The present invention is not limited to the abovementioned exemplary embodiments, but may be variously applied, and may be variously modified without departing from the gist of the present invention claimed in the claims.

DETAILED DESCRIPTION OF MAIN ELEMENTS

- 100: Transducer
- 110: Acoustic lens
- 120: Front matching layer
- 130: Vibrator unit
- 131: First piezoelectric element
- 132: Second piezoelectric element
- 133: Protective film
- 134: Wire
- 140: Back layer
- 200: Portable imaging unit
- 300: Control unit

Claims

1. A complex multi-frequency ultrasonic phased array imaging device comprising:

a transducer configured to transmit a phased array ultrasonic signal to an object to be inspected, receive an ultrasonic signal reflected from the object to be inspected, and include at least one first piezoelectric element having a high resonance frequency and at least one second piezoelectric element having a resonance frequency lower than that of the first piezoelectric element;

a control unit configured to apply an operation signal to the transducer to control operations of the first piezoelectric element and the second piezoelectric element; and

a portable imaging unit configured to calculate the operation signal applied from the control unit and the ultrasonic signal received by the transducer as a delay-sum for a phased array image to output the received ultrasonic signal as a phased array image.

2. The complex multi-frequency ultrasonic phased array imaging device of claim 1, wherein a plurality of first piezoelectric elements and a plurality of second piezoelectric elements are arranged in a predetermined pattern.

3. The complex multi-frequency ultrasonic phased array imaging device of claim 2, wherein the first piezoelectric element and the second piezoelectric element are alternately arranged.

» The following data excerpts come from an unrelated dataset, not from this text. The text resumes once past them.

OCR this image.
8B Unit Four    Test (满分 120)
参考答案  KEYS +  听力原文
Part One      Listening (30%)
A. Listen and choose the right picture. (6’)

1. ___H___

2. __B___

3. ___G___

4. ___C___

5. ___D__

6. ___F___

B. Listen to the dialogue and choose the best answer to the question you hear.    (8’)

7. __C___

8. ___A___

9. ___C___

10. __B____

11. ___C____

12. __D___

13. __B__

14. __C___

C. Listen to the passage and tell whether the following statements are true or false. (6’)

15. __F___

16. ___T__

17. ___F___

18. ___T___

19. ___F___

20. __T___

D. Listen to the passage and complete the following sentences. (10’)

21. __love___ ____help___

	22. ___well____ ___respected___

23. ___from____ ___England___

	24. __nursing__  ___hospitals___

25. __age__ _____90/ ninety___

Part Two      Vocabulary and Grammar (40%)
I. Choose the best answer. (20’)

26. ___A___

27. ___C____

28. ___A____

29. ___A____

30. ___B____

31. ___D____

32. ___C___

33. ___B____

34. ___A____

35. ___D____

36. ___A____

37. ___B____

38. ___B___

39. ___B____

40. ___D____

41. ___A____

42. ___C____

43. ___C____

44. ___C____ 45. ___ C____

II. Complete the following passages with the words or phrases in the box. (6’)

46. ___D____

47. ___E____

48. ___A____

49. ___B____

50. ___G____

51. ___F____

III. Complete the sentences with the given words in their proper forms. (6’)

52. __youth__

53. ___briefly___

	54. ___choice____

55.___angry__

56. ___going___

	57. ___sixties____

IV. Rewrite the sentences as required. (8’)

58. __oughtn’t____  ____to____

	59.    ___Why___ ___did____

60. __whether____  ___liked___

4. The complex multi-frequency ultrasonic phased array imaging device of claim 1, wherein the resonance frequency of the first piezoelectric element is a positive integer multiple of the resonance frequency of the second piezoelectric element.

5. The complex multi-frequency ultrasonic phased array imaging device of claim 1, wherein the control unit applies the operation signal to the transducer to control only one of the first piezoelectric element or the second piezoelectric element to transmit and receive the ultrasonic signal.

6. The complex multi-frequency ultrasonic phased array imaging device of claim 1, wherein the control unit applies the operation signal to the transducer to control one of the first piezoelectric element or the second piezoelectric element to transmit the ultrasonic signal, and to control the other piezoelectric element that does not transmit the ultrasonic signal to receive the reflected ultrasonic signal.

7. The complex multi-frequency ultrasonic phased array imaging device of claim 6, wherein the portable imaging unit outputs a harmonic phased array image in a case where the first piezoelectric element transmits the ultrasonic signal and the second piezoelectric element receives the ultrasonic signal.

8. The complex multi-frequency ultrasonic phased array imaging device of claim 6, wherein the portable imaging unit outputs a subharmonic phased array image in a case where the second piezoelectric element transmits the ultrasonic signal and the first piezoelectric element receives the ultrasonic signal.